Tuesday, 4 August 2015

Why the Dead Walk in The Last Day Dawned

The Last Day Dawned is an apocalyptic setting. Not a post-apocalyptic setting where grubby losers dress in BDSM gear, but an apocalypse that is on-going, worsening. The alarm on the Doomsday Clock is ringing, and nobody has a clue about how to fix it.

Good luck pal.

In the world of the Last Day Dawned, undead just happen. You don’t need a Necromancer, or negative energy – sinners will rise to feed on the living unless this is prevented. The Last Day Dawned is a setting of ritual and cosmic rightness where the Great Wheel is broken, sure as the sun rises, the dead will too.

The greedy will claw their way out of shallow graves as Ghoulmen, wrestling with hungers forbidden. The depressed will resume their misery, and suck the vitae from those around them, a lethargic yearning that eats you, marrow-out. Those who died enraged will rip and rend and writhe and tear their way back into this world to punish the weak. For the denizens of The Last Day Dawned, undeath is a practicality of life.

Clerics, priests and druids might know the rituals that will pack your soul off right when the funeral happens. To the Steppe Elves of the East, a body must be left to the crows: they will consume it and carry it to the Sky God. If they died with honour, the crows will return them to the ever-blowing wind.

For Priests of the Thousand Temples, the rituals are intricate, byzantine, dazzling. The Wine God demands his chosen by dried, aged, drawn-out, pickled, then thrown into the fire of a great celebration, lost in laughter and smoke. The Toil God demands an elaborate sarcophagus of beloved-craft….to then be smashed to splinters and hurled into the earth, that Toil begin anew. The Wanderlust God would see them lashed to the front of ships as rotting figureheads, so that their dead eyes, salt-dry, can take in the world one last time. Licensed Priests may know a hundred rituals, Archpriests a hundred more. In any town without a priest, Clerics will be beseeched – bury my son! Lay to rest my aunt! Do you know the rituals of the Guard-God-Who-Never-Sleeps? Sometimes, a goodly Cleric can spare an hour, and set a soul down the river to the Thousand-Thousand heavens. Other times, there is no time, no knowledge, and he must pass on, ignoring the eyes boring into his back. The knowledge that the Dead always outnumber the Living.

Of course, charlatans are active in the funeral industry. Sure, they know the rituals. Wave the hands. Sing the songs. Pocket the gold. Laugh the last. And if a few Ghoulmen are loosed in the city? If a rage-ghast tears ships sails in the harbour? Not our problem. You paid up front.

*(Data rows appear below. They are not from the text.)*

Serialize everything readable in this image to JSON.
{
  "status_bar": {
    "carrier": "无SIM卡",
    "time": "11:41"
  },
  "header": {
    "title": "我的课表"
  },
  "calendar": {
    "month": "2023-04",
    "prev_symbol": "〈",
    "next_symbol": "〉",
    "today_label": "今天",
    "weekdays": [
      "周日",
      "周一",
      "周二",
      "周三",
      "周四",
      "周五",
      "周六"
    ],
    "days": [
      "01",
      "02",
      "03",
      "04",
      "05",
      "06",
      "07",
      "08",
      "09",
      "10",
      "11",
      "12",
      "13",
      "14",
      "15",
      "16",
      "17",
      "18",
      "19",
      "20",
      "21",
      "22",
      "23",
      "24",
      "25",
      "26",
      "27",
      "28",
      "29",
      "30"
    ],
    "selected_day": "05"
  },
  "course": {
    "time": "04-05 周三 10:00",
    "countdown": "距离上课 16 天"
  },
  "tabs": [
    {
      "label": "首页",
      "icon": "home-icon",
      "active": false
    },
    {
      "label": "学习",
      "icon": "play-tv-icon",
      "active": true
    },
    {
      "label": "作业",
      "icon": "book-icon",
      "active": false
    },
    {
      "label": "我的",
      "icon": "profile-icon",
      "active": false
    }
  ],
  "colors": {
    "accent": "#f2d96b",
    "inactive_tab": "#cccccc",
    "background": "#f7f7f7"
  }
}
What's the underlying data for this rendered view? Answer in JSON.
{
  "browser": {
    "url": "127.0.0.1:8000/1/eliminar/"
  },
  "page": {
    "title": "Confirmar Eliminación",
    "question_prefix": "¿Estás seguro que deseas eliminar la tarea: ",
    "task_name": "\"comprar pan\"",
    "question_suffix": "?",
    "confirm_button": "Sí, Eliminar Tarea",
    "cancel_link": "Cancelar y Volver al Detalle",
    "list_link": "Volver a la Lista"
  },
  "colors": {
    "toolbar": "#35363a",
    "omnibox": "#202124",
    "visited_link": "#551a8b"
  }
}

The worshippers of the Iron Tyrant turn, as ever, to knife-sharp expediency. Burn the corpse, cast adrift any soul, scatter the animus, seal whatever remains in the catacombs and never think of them again. Ritual is weak and degenerate. Heaven is a lie. Supplicate, and be freed.

For characters in The Last Day Dawned, ritual obligations will be ever-present. If you slit a bandit’s throat miles from home, there is always a chance he’ll rise, a vengeful spirit, and haunt this wood. Do you know a ritual that might work? Religion checks can be employed, but I also would like to let players simply invent something: “I think the God of Hale Hearts would take him to the Thousand Heavens!” If players declare a psychopomp, and a convincing reason why their character might know an appropriate ritual for that God, they can attempt to send their soul on. Make an appropriate check. Give advantage for a good story. Failing that, they can cremate the corpse, cleanse the area with magic, and drive the soul out: casting it adrift between planes. An act of destruction you should telegraph as a cruel act of permanent destruction – that might prevent a monster being loosed. 
Battlefields, dungeons or other places of violence will commonly be haunted, and ghost-wracked regions are a geographical truth of the game-world. Crossing them should test the characters like any other dangerous region. In ages past, there were few such regions. Now, as a long history of violence, misery and woe is carved into the bones of the world, they are a pestilence.